Whiteford, Taylor & Preston LLP | Franchise & Business Law Group | Franchise Selection from Both Sides of the Table — part 2
This links to the home page
Articles & Resources

Franchise Selection from Both Sides of the Table — part 2

08/06/2010
Part 2 of this series focuses on how a prospective franchisee should investigate a specific Franchise Opportunity, after narrowing focus through self-evaluation:

After examining your capabilities and ambitions, the next step is to perform your due diligence and fully investigate the franchise opportunity you are considering. In addition to researching the opportunity directly, this also involves investigating competitive opportunities to make sure that the one you choose is the best fit for you. You should carefully read the franchisor’s Franchise Disclosure Document (“FDD”), and you should prepare questions and talk with the franchisor’s representatives regarding any issues or concerns you may have.

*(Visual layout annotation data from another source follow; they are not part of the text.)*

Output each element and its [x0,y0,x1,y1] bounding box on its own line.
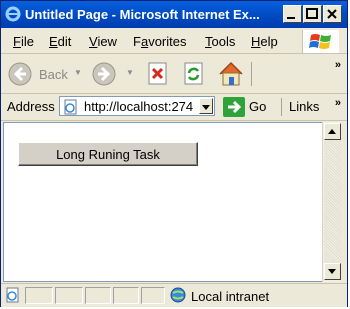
menu-tools[interactable]: Tools [205,34,235,49]
scroll-up-button[interactable] [324,123,341,140]
forward-dropdown-icon[interactable]: ▼ [126,68,134,77]
links-overflow-chevron-icon[interactable]: » [335,97,341,109]
toolbar-separator [251,62,252,86]
address-separator [281,98,282,116]
address-url[interactable]: http://localhost:274 [84,99,198,114]
scroll-down-button[interactable] [324,263,341,280]
vertical-scrollbar[interactable] [322,122,341,282]
address-input[interactable]: http://localhost:274 [59,96,215,116]
menu-bar: File Edit View Favorites Tools Help [1,29,347,54]
scroll-track[interactable] [324,140,341,263]
status-bar: Local intranet [1,283,347,307]
close-button[interactable] [323,5,342,23]
forward-icon[interactable] [91,61,117,87]
links-button[interactable]: Links [289,99,319,114]
arrow-up-icon [328,129,336,134]
menu-view[interactable]: View [89,34,117,49]
address-dropdown-button[interactable] [199,98,213,114]
status-pane-2 [55,287,83,304]
address-label: Address [7,99,55,114]
refresh-icon[interactable] [183,62,205,86]
back-label[interactable]: Back [39,67,68,82]
long-running-task-button[interactable]: Long Runing Task [18,142,198,166]
window-title: Untitled Page - Microsoft Internet Ex... [25,7,260,22]
windows-flag-icon [309,34,331,49]
page-icon [64,99,77,115]
address-bar: Address http://localhost:274 Go Links » [1,94,347,121]
standard-toolbar: Back ▼ ▼ » [1,54,347,94]
ie-icon [5,6,21,22]
close-icon [327,9,337,19]
go-button[interactable]: Go [249,99,266,114]
home-icon[interactable] [217,60,245,88]
chevron-down-icon [202,105,210,110]
windows-logo [302,30,339,53]
browser-window: Untitled Page - Microsoft Internet Ex...… [0,0,348,307]
maximize-icon [306,8,318,19]
menu-favorites[interactable]: Favorites [133,34,186,49]
toolbar-overflow-chevron-icon[interactable]: » [335,59,341,71]
status-pane-3 [85,287,111,304]
menu-help[interactable]: Help [251,34,278,49]
intranet-zone-icon [170,287,186,303]
minimize-icon [287,17,295,19]
page-status-icon [6,287,19,303]
back-dropdown-icon[interactable]: ▼ [74,68,82,77]
stop-icon[interactable] [147,62,169,86]
menu-file[interactable]: File [13,34,34,49]
status-pane-4 [113,287,139,304]
minimize-button[interactable] [283,5,302,23]
security-zone-label: Local intranet [191,289,270,304]
maximize-button[interactable] [303,5,322,23]
arrow-down-icon [328,269,336,274]
title-bar[interactable]: Untitled Page - Microsoft Internet Ex... [1,1,347,28]
page-content: Long Runing Task [3,122,323,282]
menu-edit[interactable]: Edit [49,34,71,49]
back-icon[interactable] [7,61,33,87]
status-pane-5 [141,287,165,304]
status-pane-1 [25,287,53,304]
go-arrow-icon[interactable] [223,97,245,117]
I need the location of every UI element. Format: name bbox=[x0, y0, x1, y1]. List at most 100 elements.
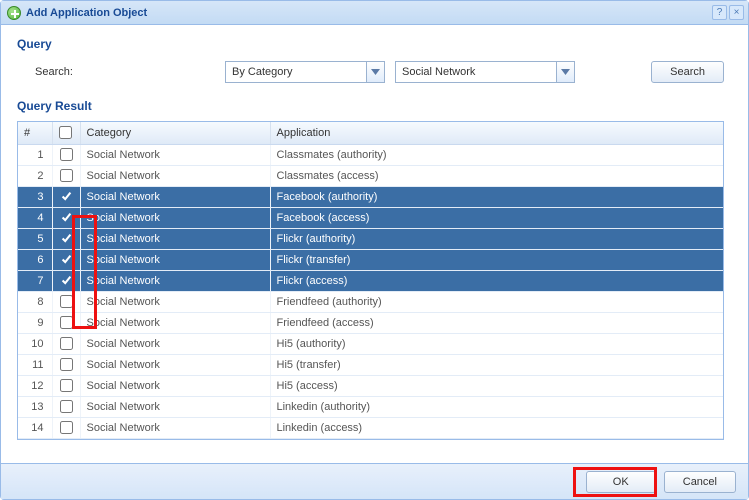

You also should contact existing franchisees to find out how their business is doing and what they feel the benefits are of being involved with the franchisor’s system and brand name. Franchisors are often willing to “assist” with this process, by referring prospects to their most successful franchisees. What may go overlooked, however, is the opportunity to gain information from former franchisees. The third table in Item 20 of the FDD provides valuable information concerning former franchisees. Franchisors are required in this table to list the numbers of terminations, non-renewals and reacquisitions during each of the three prior calendar years, as well as the number of franchisees who “Ceased Operations – Other Reasons”—which often means that the franchisee was simply forced to close their doors because they were unable to turn a profit. In addition, franchisors are required to provide contact information for all current franchisees and former franchisees who left the system during the past year. Both current and former franchisees can provide first-hand insight into numerous qualitative aspects of a franchisor’s system.

If the franchise system has been in existence for at least five years, also consider researching the availability of existing franchises through the Internet. It is a bad sign if many franchises are for sale and at low prices. It is a good sign if relatively few are for sale and at high prices. If you find no information through the Internet on this topic, then you should ask franchisees in locations near you about purchasing their business; and, if they express interest, pursue the topic to see their level of interest in “getting out” and their reasons for wanting to do so.

Other, often overlooked, aspects of a franchise system that can ultimately have a significant effect on franchisees’ profitability include supply and purchase arrangements established by the franchisor. A powerful purchasing cooperative can significantly improve a system’s franchisees’ bottom line. Among the required disclosures in the FDD, franchisors are required to state in Item 8 whether they receive rebates or commissions based on franchisees’ purchases of goods and services from suppliers. In a successful franchise system, the bulk of the franchisor’s revenue should come from franchisee royalties, and not from franchisees’ mandatory purchases from outside vendors. Moreover, quality franchisors do not force their franchisees to pay a premium over the fair market price for ingredients and other products central to the operation of the business.

Finally, is equally, if not more important to your potential for long-term success, to look beyond the FDD and the franchise system’s historical performance, and evaluate the current and future market for the franchisor’s goods or services. Just because you have a strong interest in a particular field or product and fall in love with a franchisor’s system and business methods does not mean that the general public will do the same. In addition, while joining a regional, national or international franchise system typically will have immediate name-recognition benefits, this may not be the case with a newer or smaller franchisor. If the franchisor’s name has little or no value, and the franchisor’s system is not unique or distinctive from the competition, then you should consider whether their franchise is worth the investment.